Wasserstrom: Recent Headlines from China 'Triggered Déjà Vu'
A statue displaying, from left, Deng Xiaoping, Mao Zedong, and Jiang Zemin, photographed in Beijing, China on August 9, 2010. (Mills Baker/Flickr)
In order to understand the Chinese leadership today and where it's heading, we have to look at where it has been. Writing in Time this week, Asia Society Associate Fellow Jeffrey Wasserstrom tackles the assumption that Xi Jinping will push for reform, looking back at China's leaders over the last three-quarters of a century. In "A Reformist Chinese Leader? Stop Fooling Yourself," Wasserstrom argues that talk of China's new leader being a strong proponent of political reform isn't anything new.
It is not just the crackdown [of human rights campaigner and lawyer Xu Zhiyong] that is depressingly familiar, but also the references to dashed hopes about Xi. When Hu came to power, there was the same cycle of expressions of hope that he would prove more tolerant of dissent and more determined to rein in official corruption than his predecessor, Jiang Zemin, had been, followed soon by stories of that optimism proving unfounded.

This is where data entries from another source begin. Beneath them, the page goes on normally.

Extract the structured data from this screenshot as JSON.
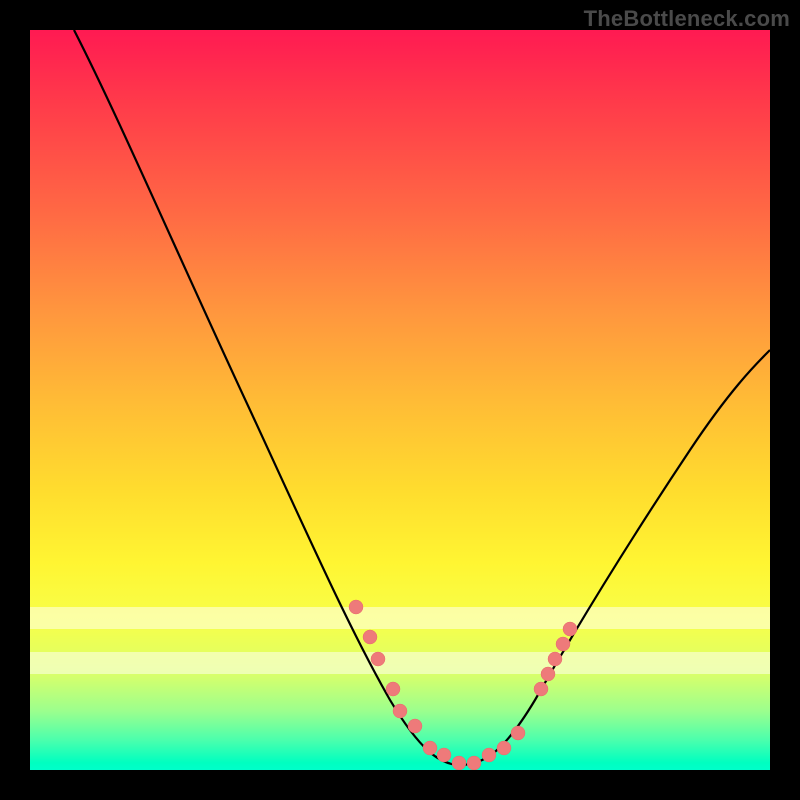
{
  "watermark": "TheBottleneck.com",
  "chart_data": {
    "type": "line",
    "title": "",
    "xlabel": "",
    "ylabel": "",
    "xlim": [
      0,
      100
    ],
    "ylim": [
      0,
      100
    ],
    "grid": false,
    "legend": false,
    "series": [
      {
        "name": "bottleneck-curve",
        "color": "#000000",
        "x": [
          6,
          10,
          15,
          20,
          25,
          30,
          35,
          40,
          43,
          46,
          49,
          52,
          55,
          58,
          61,
          64,
          68,
          72,
          76,
          80,
          85,
          90,
          95,
          100
        ],
        "y": [
          100,
          92,
          82,
          72,
          62,
          52,
          42,
          32,
          25,
          18,
          11,
          6,
          3,
          1,
          1,
          2,
          5,
          10,
          17,
          24,
          33,
          42,
          50,
          57
        ]
      }
    ],
    "markers": [
      {
        "x": 44,
        "y": 22,
        "color": "#ee7a7a"
      },
      {
        "x": 46,
        "y": 18,
        "color": "#ee7a7a"
      },
      {
        "x": 47,
        "y": 15,
        "color": "#ee7a7a"
      },
      {
        "x": 49,
        "y": 11,
        "color": "#ee7a7a"
      },
      {
        "x": 50,
        "y": 8,
        "color": "#ee7a7a"
      },
      {
        "x": 52,
        "y": 6,
        "color": "#ee7a7a"
      },
      {
        "x": 54,
        "y": 3,
        "color": "#ee7a7a"
      },
      {
        "x": 56,
        "y": 2,
        "color": "#ee7a7a"
      },
      {
        "x": 58,
        "y": 1,
        "color": "#ee7a7a"
      },
      {
        "x": 60,
        "y": 1,
        "color": "#ee7a7a"
      },
      {
        "x": 62,
        "y": 2,
        "color": "#ee7a7a"
      },
      {
        "x": 64,
        "y": 3,
        "color": "#ee7a7a"
      },
      {
        "x": 66,
        "y": 5,
        "color": "#ee7a7a"
      },
      {
        "x": 69,
        "y": 11,
        "color": "#ee7a7a"
      },
      {
        "x": 70,
        "y": 13,
        "color": "#ee7a7a"
      },
      {
        "x": 71,
        "y": 15,
        "color": "#ee7a7a"
      },
      {
        "x": 72,
        "y": 17,
        "color": "#ee7a7a"
      },
      {
        "x": 73,
        "y": 19,
        "color": "#ee7a7a"
      }
    ],
    "bands": [
      {
        "name": "pale-band-upper",
        "y_from": 22,
        "y_to": 19,
        "opacity": 0.55
      },
      {
        "name": "pale-band-lower",
        "y_from": 16,
        "y_to": 13,
        "opacity": 0.55
      }
    ],
    "gradient_stops": [
      {
        "pos": 0,
        "color": "#ff1a52"
      },
      {
        "pos": 50,
        "color": "#ffbb36"
      },
      {
        "pos": 80,
        "color": "#f7ff4a"
      },
      {
        "pos": 100,
        "color": "#00ffca"
      }
    ]
  }
}
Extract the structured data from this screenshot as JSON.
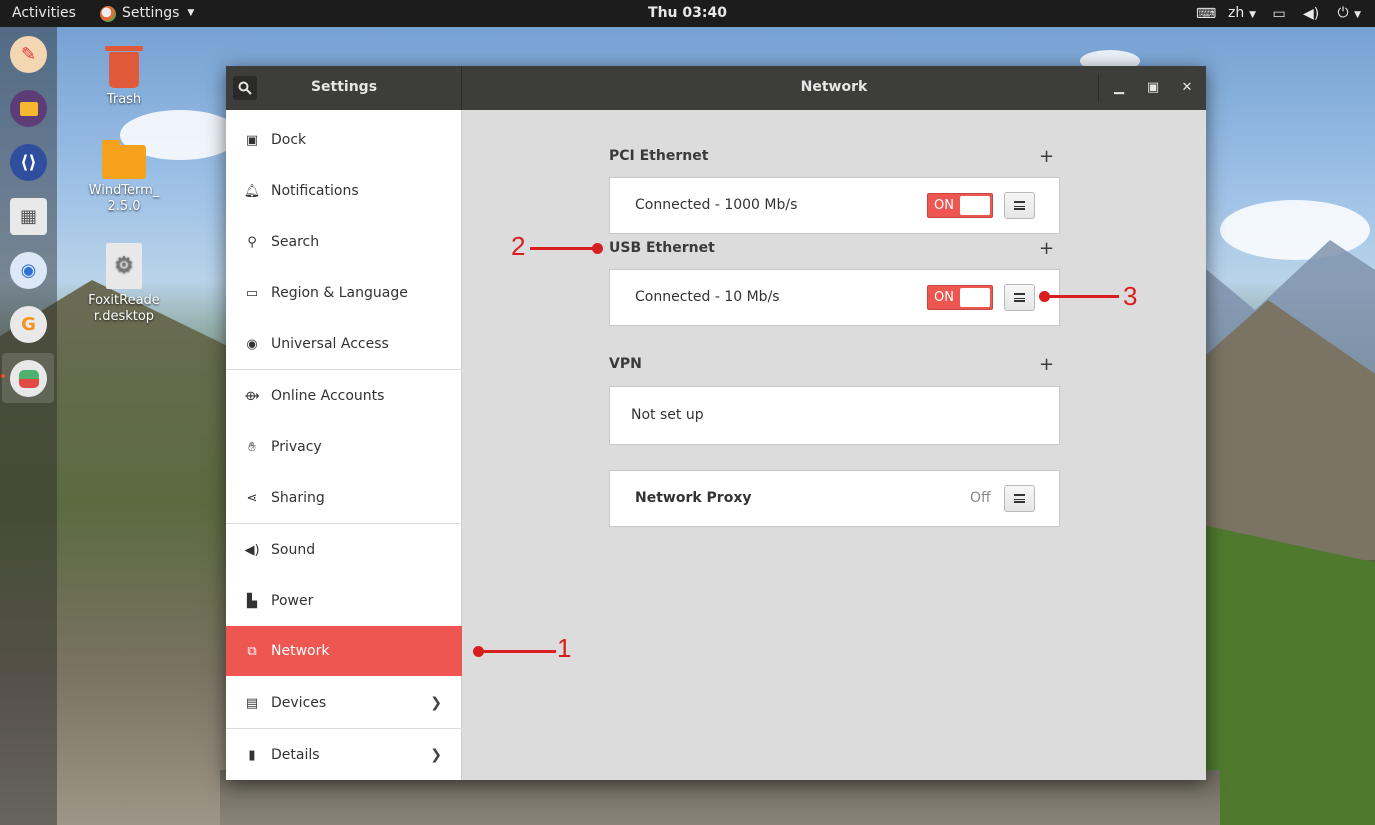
{
  "topbar": {
    "activities": "Activities",
    "app_name": "Settings",
    "clock": "Thu 03:40",
    "lang": "zh",
    "icons": [
      "keyboard-icon",
      "display-icon",
      "volume-icon",
      "power-icon"
    ]
  },
  "dock": {
    "apps": [
      "drawing-app-icon",
      "files-icon",
      "vscode-icon",
      "calculator-icon",
      "chrome-icon",
      "foxit-icon",
      "settings-toggle-icon"
    ]
  },
  "desktop": {
    "icons": [
      {
        "label": "Trash"
      },
      {
        "label": "WindTerm_ 2.5.0"
      },
      {
        "label": "FoxitReade r.desktop"
      }
    ]
  },
  "window": {
    "sidebar_title": "Settings",
    "title": "Network"
  },
  "sidebar": {
    "items": [
      {
        "label": "Dock",
        "icon": "dock-icon"
      },
      {
        "label": "Notifications",
        "icon": "bell-icon"
      },
      {
        "label": "Search",
        "icon": "search-icon"
      },
      {
        "label": "Region & Language",
        "icon": "flag-icon"
      },
      {
        "label": "Universal Access",
        "icon": "accessibility-icon"
      },
      {
        "label": "Online Accounts",
        "icon": "accounts-icon"
      },
      {
        "label": "Privacy",
        "icon": "hand-icon"
      },
      {
        "label": "Sharing",
        "icon": "share-icon"
      },
      {
        "label": "Sound",
        "icon": "speaker-icon"
      },
      {
        "label": "Power",
        "icon": "power-plug-icon"
      },
      {
        "label": "Network",
        "icon": "network-icon",
        "active": true
      },
      {
        "label": "Devices",
        "icon": "devices-icon"
      },
      {
        "label": "Details",
        "icon": "info-icon"
      }
    ]
  },
  "network": {
    "pci": {
      "title": "PCI Ethernet",
      "status": "Connected - 1000 Mb/s",
      "switch": "ON"
    },
    "usb": {
      "title": "USB Ethernet",
      "status": "Connected - 10 Mb/s",
      "switch": "ON"
    },
    "vpn": {
      "title": "VPN",
      "status": "Not set up"
    },
    "proxy": {
      "title": "Network Proxy",
      "state": "Off"
    }
  },
  "annotations": {
    "one": "1",
    "two": "2",
    "three": "3"
  },
  "colors": {
    "accent": "#ee5651",
    "annotation": "#d81e1e",
    "headerbar": "#3d3d3b"
  }
}
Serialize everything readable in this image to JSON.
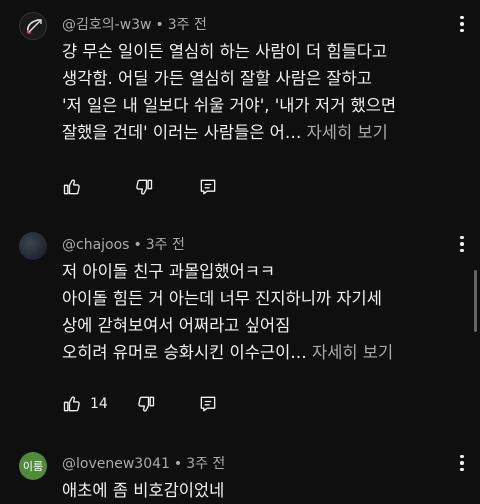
{
  "comments": [
    {
      "author": "@김호의-w3w",
      "time": "3주 전",
      "lines": [
        "걍 무슨 일이든 열심히 하는 사람이 더 힘들다고",
        "생각함. 어딜 가든 열심히 잘할 사람은 잘하고",
        "'저 일은 내 일보다 쉬울 거야', '내가 저거 했으면",
        "잘했을 건데' 이러는 사람들은 어…"
      ],
      "more_label": "자세히 보기",
      "like_count": ""
    },
    {
      "author": "@chajoos",
      "time": "3주 전",
      "lines": [
        "저 아이돌 친구 과몰입했어ㅋㅋ",
        "아이돌 힘든 거 아는데 너무 진지하니까 자기세",
        "상에 갇혀보여서  어쩌라고 싶어짐",
        "오히려 유머로 승화시킨 이수근이…"
      ],
      "more_label": "자세히 보기",
      "like_count": "14"
    },
    {
      "author": "@lovenew3041",
      "time": "3주 전",
      "avatar_text": "이룸",
      "lines": [
        "애초에 좀 비호감이었네"
      ]
    }
  ],
  "colors": {
    "background": "#0f0f0f",
    "text": "#f1f1f1",
    "muted": "#aaaaaa",
    "avatar_green": "#4f8c3a"
  },
  "icons": [
    "like-icon",
    "dislike-icon",
    "reply-icon",
    "more-options-icon"
  ]
}
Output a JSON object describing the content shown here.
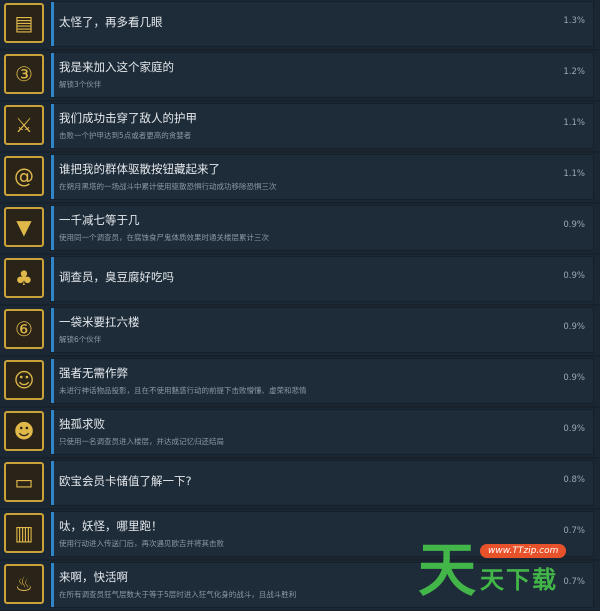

Before that, there were hopes that paramount leader Deng Xiaoping would reform the country. Those hopes came to a brutal halt as Deng presided over the crackdown of student protests in Tiananmen Square in 1989. Decades before Deng, there was the Nationalist party leader Chiang Kai-shek, who also "inspired hopes in some quarters that he too would be both a great liberalizer and a great modernizer."
... And he too in turn did things that made many feel they had misread him, as he proved unwilling or unable to rein in corruption and nepotism within the National Party, seemed much readier to tinker with the economy than shift China from a single party to a multiparty state, and showed the same kind of intolerance to an earlier era's dissidents that Xi is showing to civil-society activists now.
Wasserstrom reminds us that while the country has undergone rapid changes since the Nationalist and Mao era, the patterns typified in the past can be felt in today's China.